Epilepsia partialis continua in a child with disseminated tuberculosis: a case report and review of literature.

Abstract

Tuberculosis can present myriad manifestations, affecting multiple organ systems. Common central nervous system (CNS) manifestations include vomiting, headache, blurred vision, neck stiffness, altered sensorium, seizures, and focal neurological deficits. Epilepsia partialis continua (EPC) is a rare manifestation of CNS tuberculosis. An 11-year-old female patient presented with abnormal twitching movements on the left side, specifically involving the upper limbs, while maintaining full awareness, which is suggestive of EPC. This was preceded by symptoms such as headache, poor appetite, and abdominal pain for 3 months, along with a transient episode of weakness in the left upper limb. An electroencephalogram revealed abundant spike-wave discharges from F8 T4 and C4 P4 in the right hemisphere.
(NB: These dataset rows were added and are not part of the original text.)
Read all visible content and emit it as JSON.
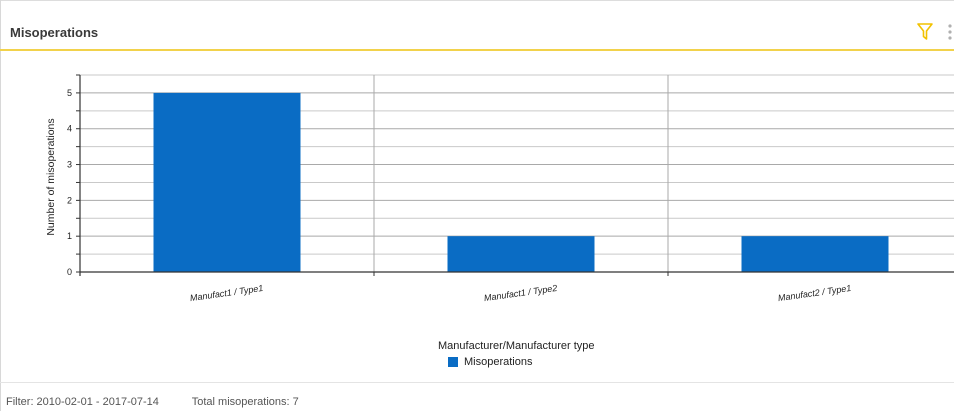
{
  "panel": {
    "title": "Misoperations"
  },
  "icons": {
    "filter": "filter-icon",
    "more": "more-vertical-icon"
  },
  "colors": {
    "bar": "#0a6cc4",
    "header_accent": "#f2d24b"
  },
  "chart_data": {
    "type": "bar",
    "categories": [
      "Manufact1 / Type1",
      "Manufact1 / Type2",
      "Manufact2 / Type1"
    ],
    "series": [
      {
        "name": "Misoperations",
        "values": [
          5,
          1,
          1
        ]
      }
    ],
    "xlabel": "Manufacturer/Manufacturer type",
    "ylabel": "Number of misoperations",
    "ylim": [
      0,
      5.5
    ],
    "yticks": [
      0,
      1,
      2,
      3,
      4,
      5
    ],
    "grid": true,
    "legend": "bottom-center"
  },
  "footer": {
    "filter": "Filter: 2010-02-01 - 2017-07-14",
    "total": "Total misoperations: 7"
  }
}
The EPC was refractory to anti-seizure medications. Brain MRI revealed multiple contrast-enhancing lesions and magnetic resonance spectroscopy showed a lipid peak that suggested tuberculomas. Further investigations confirmed multisystem involvement, including the gastrointestinal and genitourinary tracts. The treatment of EPC involves addressing the underlying etiology alongside the use of anti-seizure medications. In our patient, the EPC responded well to antitubercular therapy combined with corticosteroids. Given the prevalence of tuberculosis in developing countries, it should be considered early in the differential diagnosis, as it is a treatable cause of EPC.